Harmony Korine é um dos realizadores norte-americanos da sua geração que tem melhor trabalhado a ideia da figura (ou imagem) de culto, nas suas mais diversas vertentes, por vezes transformando-a e adaptando-a a cenários imprevisíveis para a nossa leitura pré-Korine. Aggro Dr1ft não é propriamente um comentário, mas não se pode passar sem mencionar a estreia de um novo Korine, ainda por cima filmado na totalidade com uma lente térmica, com a participação de Travis Scott e com um visual extremo entre o psicadelismo e a transformação da vida real em videojogo. Violência e ação no mundo do crime em Miami. (27 de outubro, 21h30 — Culturgest, Auditório Emílio Rui Vilar)

“Blur: To The End”

De Toby L.

Os Oasis podem estar de volta para o ano, mas os Blur regressaram em 2023, não para fomento da nostalgia, mas num regresso de corpo inteiro, com novo álbum — The Ballad Of Darren — muito bem recebido e uma digressão que teve os primeiros concertos da banda no Estádio de Wembley em Londres.
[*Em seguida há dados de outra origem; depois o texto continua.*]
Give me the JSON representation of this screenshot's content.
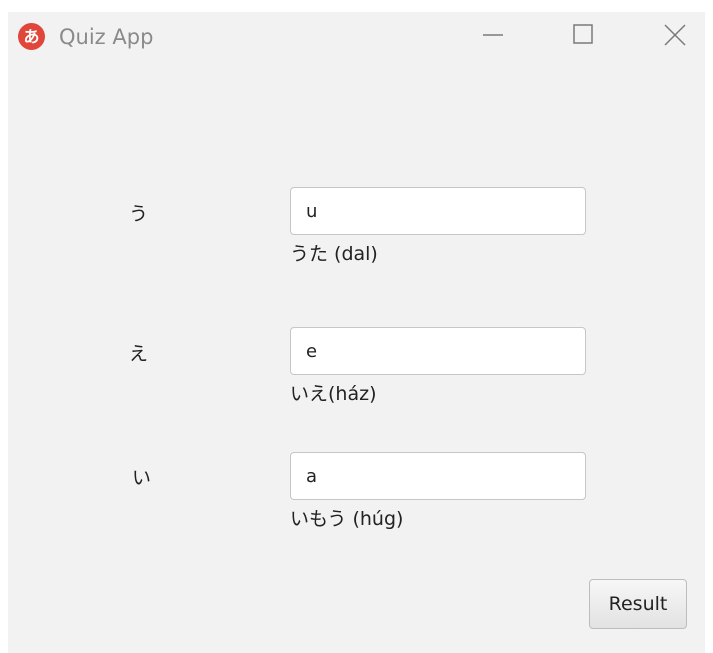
{
  "window": {
    "title": "Quiz App",
    "icon_glyph": "あ",
    "icon_color": "#e0463a",
    "controls": [
      "minimize-icon",
      "maximize-icon",
      "close-icon"
    ]
  },
  "quiz": {
    "items": [
      {
        "kana": "う",
        "answer": "u",
        "hint": "うた (dal)"
      },
      {
        "kana": "え",
        "answer": "e",
        "hint": "いえ(ház)"
      },
      {
        "kana": "い",
        "answer": "a",
        "hint": "いもう (húg)"
      }
    ]
  },
  "actions": {
    "result_label": "Result"
  }
}
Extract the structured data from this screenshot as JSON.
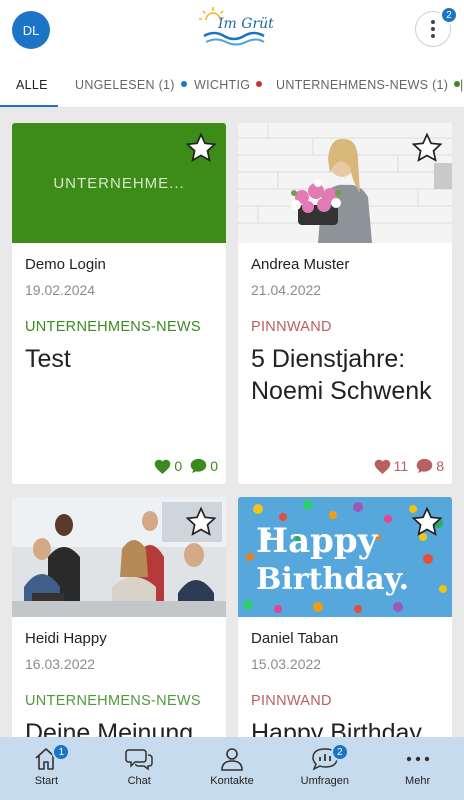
{
  "header": {
    "avatar_initials": "DL",
    "logo_text": "Im Grüt",
    "more_badge": "2"
  },
  "tabs": [
    {
      "label": "ALLE",
      "active": true
    },
    {
      "label": "UNGELESEN (1)",
      "dot_color": "#1b74c5"
    },
    {
      "label": "WICHTIG",
      "dot_color": "#d0302f"
    },
    {
      "label": "UNTERNEHMENS-NEWS (1)",
      "dot_color": "#3a8a1f"
    }
  ],
  "colors": {
    "accent": "#1b74c5",
    "news": "#3a8a1f",
    "news_light": "#4f9a3a",
    "pinnwand": "#b95f5f"
  },
  "cards": [
    {
      "image_text": "UNTERNEHME...",
      "author": "Demo Login",
      "date": "19.02.2024",
      "category": "UNTERNEHMENS-NEWS",
      "title": "Test",
      "likes": "0",
      "comments": "0"
    },
    {
      "author": "Andrea Muster",
      "date": "21.04.2022",
      "category": "PINNWAND",
      "title": "5 Dienstjahre: Noemi Schwenk",
      "likes": "11",
      "comments": "8"
    },
    {
      "author": "Heidi Happy",
      "date": "16.03.2022",
      "category": "UNTERNEHMENS-NEWS",
      "title": "Deine Meinung"
    },
    {
      "image_text_1": "Happy",
      "image_text_2": "Birthday.",
      "author": "Daniel Taban",
      "date": "15.03.2022",
      "category": "PINNWAND",
      "title": "Happy Birthday"
    }
  ],
  "bottom_nav": [
    {
      "label": "Start",
      "icon": "home-icon",
      "badge": "1"
    },
    {
      "label": "Chat",
      "icon": "chat-icon"
    },
    {
      "label": "Kontakte",
      "icon": "person-icon"
    },
    {
      "label": "Umfragen",
      "icon": "poll-icon",
      "badge": "2"
    },
    {
      "label": "Mehr",
      "icon": "dots-icon"
    }
  ]
}
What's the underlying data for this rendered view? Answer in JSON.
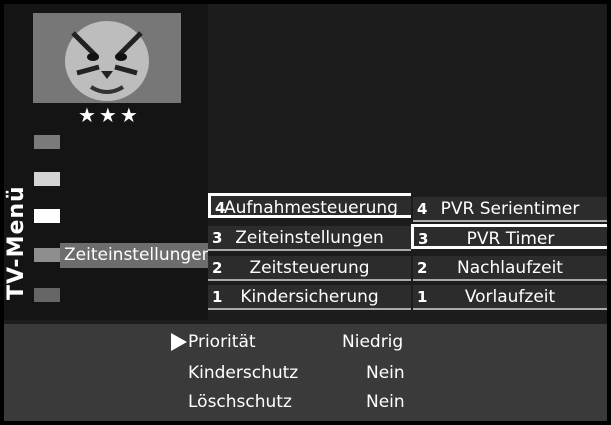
{
  "sidebar": {
    "title": "TV-Menü",
    "rating": "★★★",
    "active_label": "Zeiteinstellungen"
  },
  "middle_menu": [
    {
      "num": "4",
      "label": "Aufnahmesteuerung",
      "selected": true
    },
    {
      "num": "3",
      "label": "Zeiteinstellungen"
    },
    {
      "num": "2",
      "label": "Zeitsteuerung"
    },
    {
      "num": "1",
      "label": "Kindersicherung"
    }
  ],
  "right_menu": [
    {
      "num": "4",
      "label": "PVR Serientimer"
    },
    {
      "num": "3",
      "label": "PVR Timer",
      "selected": true
    },
    {
      "num": "2",
      "label": "Nachlaufzeit"
    },
    {
      "num": "1",
      "label": "Vorlaufzeit"
    }
  ],
  "settings": [
    {
      "label": "Priorität",
      "value": "Niedrig",
      "focused": true
    },
    {
      "label": "Kinderschutz",
      "value": "Nein"
    },
    {
      "label": "Löschschutz",
      "value": "Nein"
    }
  ]
}
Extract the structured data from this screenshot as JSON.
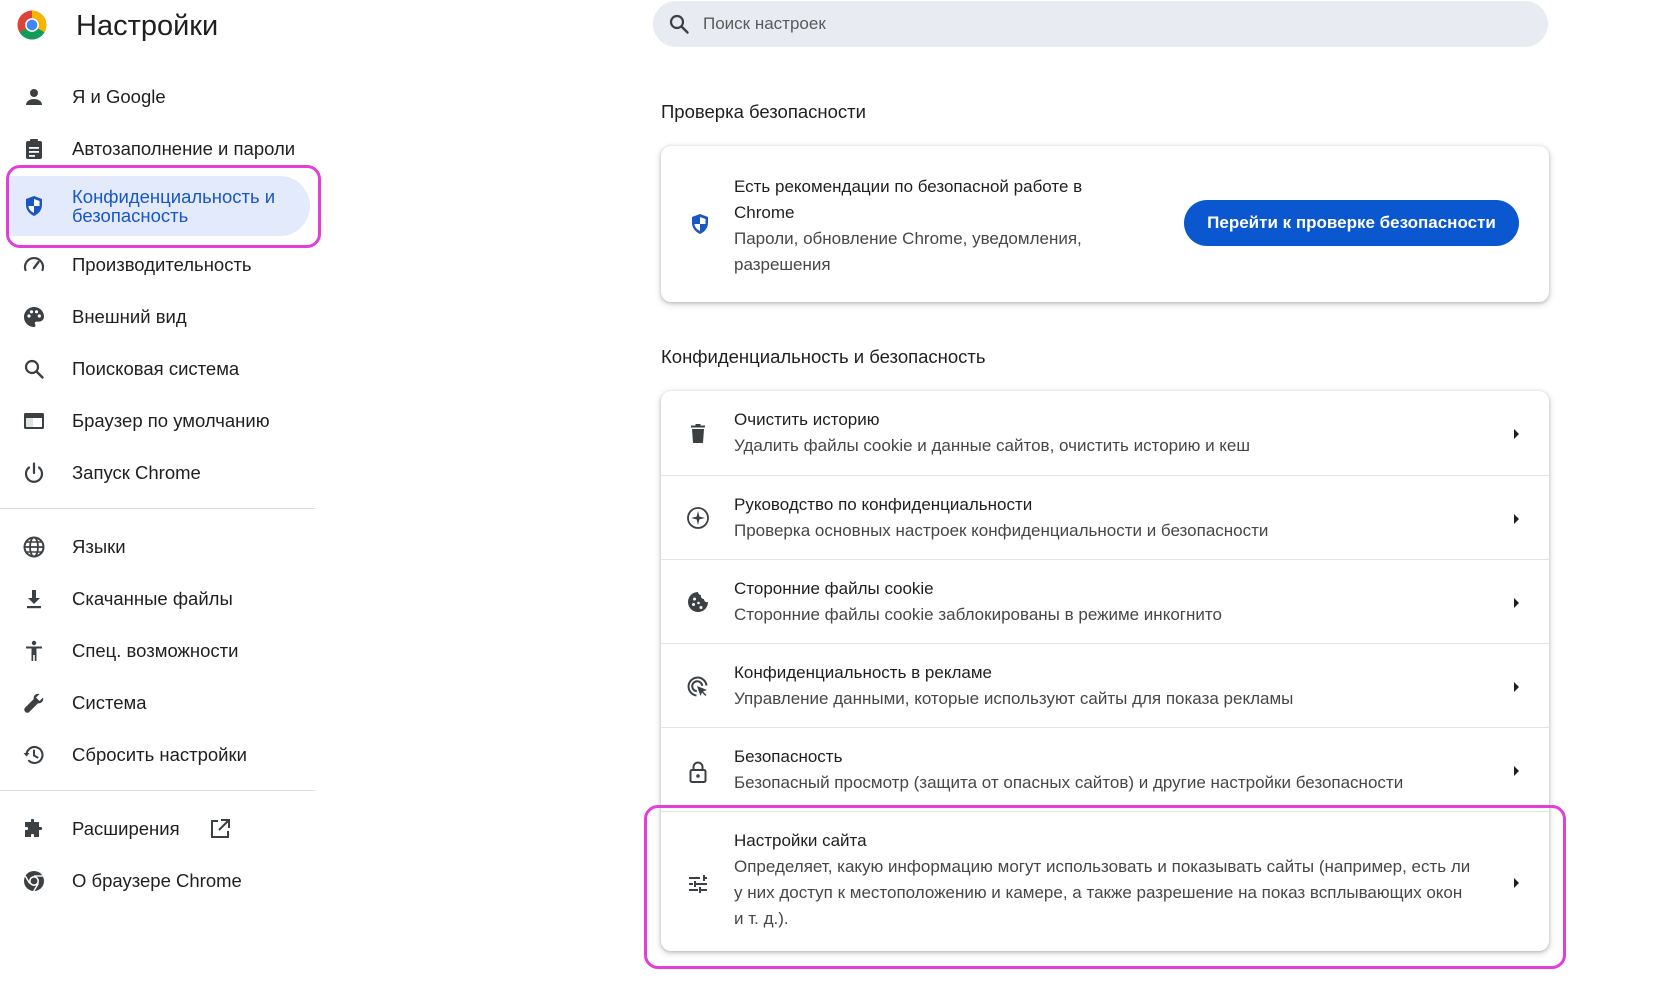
{
  "header": {
    "title": "Настройки",
    "search_placeholder": "Поиск настроек"
  },
  "sidebar": {
    "items": [
      {
        "label": "Я и Google",
        "icon": "person-icon"
      },
      {
        "label": "Автозаполнение и пароли",
        "icon": "clipboard-icon"
      },
      {
        "label": "Конфиденциальность и безопасность",
        "icon": "shield-icon",
        "active": true
      },
      {
        "label": "Производительность",
        "icon": "speedometer-icon"
      },
      {
        "label": "Внешний вид",
        "icon": "palette-icon"
      },
      {
        "label": "Поисковая система",
        "icon": "search-icon"
      },
      {
        "label": "Браузер по умолчанию",
        "icon": "browser-window-icon"
      },
      {
        "label": "Запуск Chrome",
        "icon": "power-icon"
      },
      {
        "label": "Языки",
        "icon": "globe-icon"
      },
      {
        "label": "Скачанные файлы",
        "icon": "download-icon"
      },
      {
        "label": "Спец. возможности",
        "icon": "accessibility-icon"
      },
      {
        "label": "Система",
        "icon": "wrench-icon"
      },
      {
        "label": "Сбросить настройки",
        "icon": "restore-icon"
      },
      {
        "label": "Расширения",
        "icon": "puzzle-icon",
        "external": true
      },
      {
        "label": "О браузере Chrome",
        "icon": "chrome-icon"
      }
    ]
  },
  "safety_check": {
    "section_title": "Проверка безопасности",
    "title": "Есть рекомендации по безопасной работе в Chrome",
    "subtitle": "Пароли, обновление Chrome, уведомления, разрешения",
    "button_label": "Перейти к проверке безопасности"
  },
  "privacy": {
    "section_title": "Конфиденциальность и безопасность",
    "rows": [
      {
        "title": "Очистить историю",
        "desc": "Удалить файлы cookie и данные сайтов, очистить историю и кеш",
        "icon": "trash-icon"
      },
      {
        "title": "Руководство по конфиденциальности",
        "desc": "Проверка основных настроек конфиденциальности и безопасности",
        "icon": "compass-icon"
      },
      {
        "title": "Сторонние файлы cookie",
        "desc": "Сторонние файлы cookie заблокированы в режиме инкогнито",
        "icon": "cookie-icon"
      },
      {
        "title": "Конфиденциальность в рекламе",
        "desc": "Управление данными, которые используют сайты для показа рекламы",
        "icon": "ad-privacy-icon"
      },
      {
        "title": "Безопасность",
        "desc": "Безопасный просмотр (защита от опасных сайтов) и другие настройки безопасности",
        "icon": "lock-icon"
      },
      {
        "title": "Настройки сайта",
        "desc": "Определяет, какую информацию могут использовать и показывать сайты (например, есть ли у них доступ к местоположению и камере, а также разрешение на показ всплывающих окон и т. д.).",
        "icon": "tune-icon"
      }
    ]
  },
  "colors": {
    "accent": "#0b57d0",
    "active_bg": "#e2eafc",
    "highlight": "#e040d8"
  }
}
Este é um clássico documentário de digressão, com o inevitável marketing que rodeia este tipo de produções, mas como dizer que não a um documentário sobre os Blur no cinema? (19 de outubro, 21h45 — Cinema São Jorge, Sala M. Oliveira; 20 de outubro, 21h45 – Cinema Ideal)

“Eight Postcards From Utopia”

De Radu Jude, Christian Ferencz-Flatz

O imaginário romeno da segunda metade do século XX — e não só — tem sido bem documentado por uma série de obras que costumam estar presentes nos festivais portugueses. Ficção ou documentário, oferecem sempre um retrato único de um país num longo processo de transformação. O filme é um trabalho conjunto entre o realizador Radu Jude e o filósofo Christian Ferencz-Flatz e é a construção de uma utopia — será mesmo? — através de material que foi retirado de anúncios publicitários pós-socialistas romenos. (19 de outubro, 19h00 — Culturgest, Auditório Emílio Rui Vilar; 25 de outubro, 22h00 — Culturgest, Pequeno Auditório)

“Lula”

De Oliver Stone

Oliver Stone já tem alguns presidentes na sua filmografia, mas normalmente são filmes de ficção (ou que ficcionam a partir de uma realidade histórica). Lula oferece algo diferente: num possível momento de mudança no Brasil, o realizador norte-americano foi filmar o caminho para a reconquista da presidência em 2022 no Brasil, após a prisão. Oferece contexto ao passado de Lula — o clássico ascenção-queda-regresso — e entrevista algumas figuras próximas do protagonista, para dar contexto ao clima atual do país e, por consequência, do mundo. (25 de outubro, 19h00 — Culturgest, Auditório Emílio Rui Vilar; 27 de outubro, 21h45 – Cinema Ideal)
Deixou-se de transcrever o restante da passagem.